The structure of cytostatic drugs is complex having purine or pyrimidine rings and are mostly non-biodegradable, hence restrict the performance of conventional wastewater treatment plants. Only few studies were reported on removal of CSTs through electrochemical process. (Siedlecka et al. 2018), removed five cytostatic drugs from aqueous solution through BDD electrode. Their study suggested that compound having more electron donor sites such as cyclophosphamide were more resistant to hydroxyl free radical attack. Though, use of BDD at pilot scale could increase the cost of the electrochemical reactor. Use of inactive anodes like graphite might solve this problem as this electrode is inexpensive and widely used for organic pollutant removal. Graphite in presence of sodium chloride as an electrolyte, generate chlorine oxidants and was reported to eliminate 90% of cytarabine from aqueous solution (Sivodia and Sinha 2020). The presence of anions in solution matrix also affects the degradation process, as anions like nitrite inhibit the oxidation process, while Cl ions accelerate the oxidation rate (Xu et al. 2020). The application of ECPs probably enhanced the biodegradability of such complex compounds.
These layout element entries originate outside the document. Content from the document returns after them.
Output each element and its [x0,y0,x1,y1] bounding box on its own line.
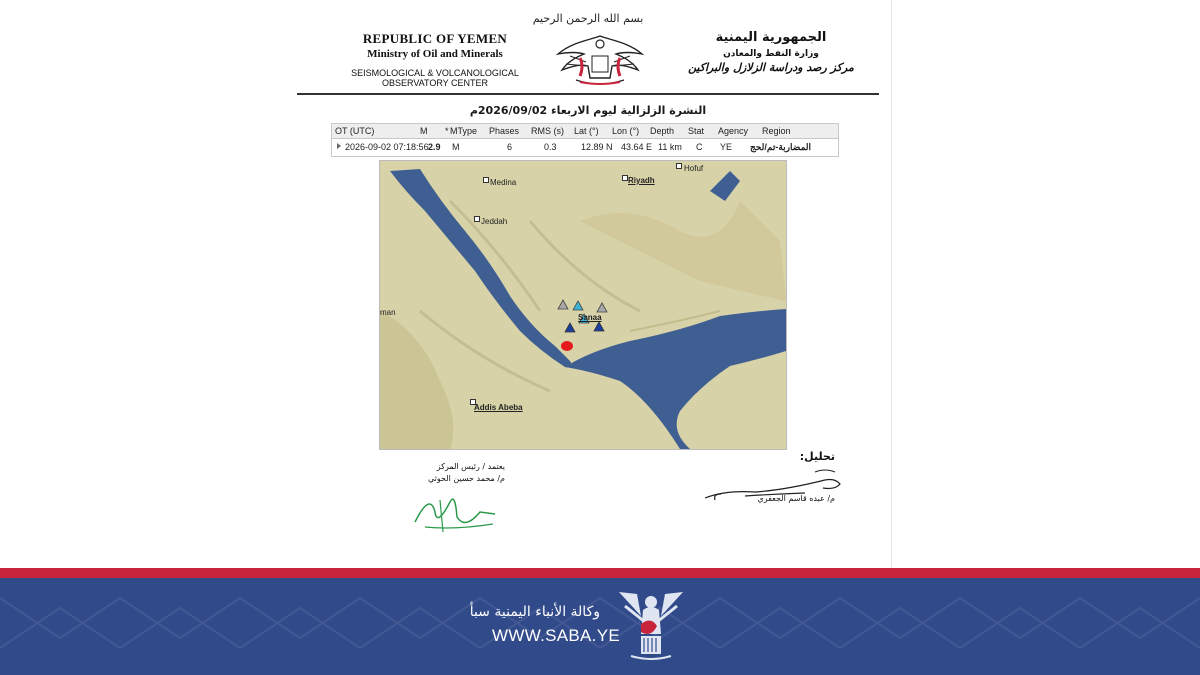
director-signature-block [365,462,535,542]
cell-depth: 11 km [658,142,682,152]
city-label-jeddah: Jeddah [481,217,508,226]
city-marker-icon [474,216,480,222]
country-name-en: REPUBLIC OF YEMEN [362,31,508,46]
cell-longitude: 43.64 E [621,142,653,152]
ministry-name-en: Ministry of Oil and Minerals [367,48,503,60]
center-name-en [315,68,555,88]
column-header: MType [450,126,478,136]
center-name-ar: مركز رصد ودراسة الزلازل والبراكين [688,61,854,74]
approved-by-label: يعتمد / رئيس المركز [436,462,505,471]
cell-mtype: M [452,142,460,152]
city-marker-icon [676,163,682,169]
cell-latitude: 12.89 N [581,142,613,152]
header-arabic [665,30,877,74]
epicenter-marker[interactable] [561,341,573,351]
column-header: M [420,126,428,136]
ministry-name-ar: وزارة النفط والمعادن [723,49,819,59]
column-header: OT (UTC) [335,126,375,136]
analyst-signature-block [685,448,865,518]
column-header: Stat [688,126,705,136]
cell-region: المضاربة-تم/لحج [750,142,812,152]
sort-indicator-icon: * [445,126,449,136]
cell-agency: YE [720,142,733,152]
saba-banner [0,568,1200,675]
column-header: Depth [650,126,675,136]
column-header: Phases [489,126,520,136]
analyst-name: م/ عبده قاسم الجعفري [757,494,835,503]
analysis-label: تحليل: [799,450,835,463]
epicenter-map[interactable] [379,160,787,450]
table-row[interactable] [332,139,838,155]
city-marker-icon [483,177,489,183]
bismillah: بسم الله الرحمن الرحيم [532,12,644,25]
cell-origin-time: 2026-09-02 07:18:56 [345,142,429,152]
map-terrain [380,161,786,449]
expand-row-icon[interactable] [337,143,341,149]
banner-red-stripe [0,568,1200,578]
city-label-addis-abeba: Addis Abeba [474,403,523,412]
city-label-medina: Medina [490,178,517,187]
saba-agency-name: وكالة الأنباء اليمنية سبأ [469,604,600,620]
cell-status: C [696,142,703,152]
column-header: RMS (s) [531,126,564,136]
saba-logo-icon [611,586,691,660]
city-label-oman-partial: man [380,308,396,317]
cell-rms: 0.3 [544,142,557,152]
table-header [332,124,838,139]
column-header: Lat (°) [574,126,599,136]
city-label-sanaa: Sanaa [578,313,602,322]
header-english [315,31,555,88]
column-header: Agency [718,126,749,136]
column-header: Region [762,126,791,136]
bulletin-document [285,0,892,568]
director-name: م/ محمد حسين الحوثي [428,474,505,483]
country-name-ar: الجمهورية اليمنية [715,30,827,45]
header-divider [297,93,879,95]
yemen-emblem-icon [550,32,650,88]
cell-phases: 6 [507,142,513,152]
bulletin-title: النشرة الزلزالية ليوم الاربعاء 2026/09/02م [469,104,707,117]
events-table [331,123,839,157]
center-name-line2: OBSERVATORY CENTER [381,78,489,88]
city-label-riyadh: Riyadh [628,176,655,185]
city-label-hofuf: Hofuf [684,164,704,173]
saba-website[interactable]: WWW.SABA.YE [492,626,620,645]
center-name-line1: SEISMOLOGICAL & VOLCANOLOGICAL [351,68,519,78]
column-header: Lon (°) [612,126,640,136]
cell-magnitude: 2.9 [428,142,441,152]
director-signature-icon [405,482,505,537]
5 Conclusions and Future Prospectus

Anticancer drugs as a group of pharmaceutical compounds become a matter of concern due to increase in the consumption rate, their endurance towards the conventional treatment methods (coagulation, filtration, and biodegradation) and carcinogenic effects on eukaryotic organisms. Besides, the ubiquitous occurrence of anticancer drugs in different water matrix such as surface water, groundwater, and wastewater effluent also reflect the resilience of ACDs against the applied treatment methods because of which they can easily seek into the environment. The chapter gives an insight on the ongoing remediation techniques of ACDs. Cyclophosphamide is the most studied compound of all ACDs because of its high consumption rate and low degradability. Oxidation process is the most effective technique which completely degrade the refractory compounds in a short span of time. The membrane technology also shown effective removal of various ACDs such as cyclophosphamide, capecitabine, and ifosamide, however higher removal efficiency was achieved only after combining other removal techniques. The number of studies reported on biodegradation of ACDs is limited and only white rot fungi has shown an effective degradation of the anticancer drugs. Also, toxicity study of the degradation by-products can also give more insights on the fate of ACDs after treatment. Lastly, removal of anticancer drugs in real water matrix should be explored to comprehend the implementation of the current methods at pilot scale.